I wondered if her legacy could be found in the City of London too. It seems the closest she ever came to being commemorated in the City was with “Meridian”, an early work of a bronze sculpture, commissioned for State House, an office block constructed at 66–71 High Holborn in the early 1960s. The building was demolished in the 1990s and the sculpture sold and moved to a sculpture garden in New York. A statue by John Skeaping however can be admired at Augustine House, an office building at 6A Austin Friars in the City where there used to be a medieval church that had belonged to the Augustinian order of friars (or “Austin Friars”).

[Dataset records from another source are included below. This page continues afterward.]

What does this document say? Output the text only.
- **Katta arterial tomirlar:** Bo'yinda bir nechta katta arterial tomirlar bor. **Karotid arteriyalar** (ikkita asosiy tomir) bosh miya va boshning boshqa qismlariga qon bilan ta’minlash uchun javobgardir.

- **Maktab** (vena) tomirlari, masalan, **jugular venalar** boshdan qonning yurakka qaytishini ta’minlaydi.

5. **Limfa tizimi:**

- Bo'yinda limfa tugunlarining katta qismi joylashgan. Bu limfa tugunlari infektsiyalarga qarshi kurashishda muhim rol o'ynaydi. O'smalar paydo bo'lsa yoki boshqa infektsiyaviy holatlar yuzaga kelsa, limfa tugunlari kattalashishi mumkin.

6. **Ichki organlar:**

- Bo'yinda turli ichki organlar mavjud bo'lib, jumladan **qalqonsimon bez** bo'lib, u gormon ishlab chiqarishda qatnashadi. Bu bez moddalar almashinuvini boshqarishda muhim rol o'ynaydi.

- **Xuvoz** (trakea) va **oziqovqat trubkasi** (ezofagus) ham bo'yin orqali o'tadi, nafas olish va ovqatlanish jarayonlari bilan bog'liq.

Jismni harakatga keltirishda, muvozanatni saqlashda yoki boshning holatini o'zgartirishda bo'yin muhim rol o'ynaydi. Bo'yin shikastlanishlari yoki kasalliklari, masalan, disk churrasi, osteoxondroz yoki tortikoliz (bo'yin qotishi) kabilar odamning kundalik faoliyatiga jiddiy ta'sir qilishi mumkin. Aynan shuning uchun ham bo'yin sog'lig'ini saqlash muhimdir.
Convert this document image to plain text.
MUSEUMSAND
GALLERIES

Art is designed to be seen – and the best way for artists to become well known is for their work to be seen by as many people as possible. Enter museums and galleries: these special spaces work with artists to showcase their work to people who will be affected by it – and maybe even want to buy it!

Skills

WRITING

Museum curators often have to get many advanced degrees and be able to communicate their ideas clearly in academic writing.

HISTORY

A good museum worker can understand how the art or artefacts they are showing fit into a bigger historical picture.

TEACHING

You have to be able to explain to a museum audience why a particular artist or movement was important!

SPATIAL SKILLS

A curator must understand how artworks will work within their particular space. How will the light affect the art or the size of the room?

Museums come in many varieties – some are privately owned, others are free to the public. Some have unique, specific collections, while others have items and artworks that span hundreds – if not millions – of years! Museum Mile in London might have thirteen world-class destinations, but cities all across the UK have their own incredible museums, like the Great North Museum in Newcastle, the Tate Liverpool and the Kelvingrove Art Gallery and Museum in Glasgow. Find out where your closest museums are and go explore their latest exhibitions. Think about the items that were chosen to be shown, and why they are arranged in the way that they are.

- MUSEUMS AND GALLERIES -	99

Not only was Hepworth’s work non-conformist but also her private life. At a young age she travelled to Italy where in 1925 she married Skeaping. Their son Paul was born back in London in 1929 and later tragically killed in a plane crash. In 1931, Hepworth met and fell in love with abstract painter Ben Nicholson while both were still married. At Hepworth's request, she and Skeaping were divorced that year. With Nicholson, she gave birth to triplets in 1934 and, atypically, found a way to both take care of her children and continue producing her art. "A woman artist", she argued, "is not deprived by cooking and having children, nor by nursing children with measles (even in triplicate) – one is in fact nourished by this rich life, provided one always does some work each day; even a single half hour, so that the images grow in one's mind."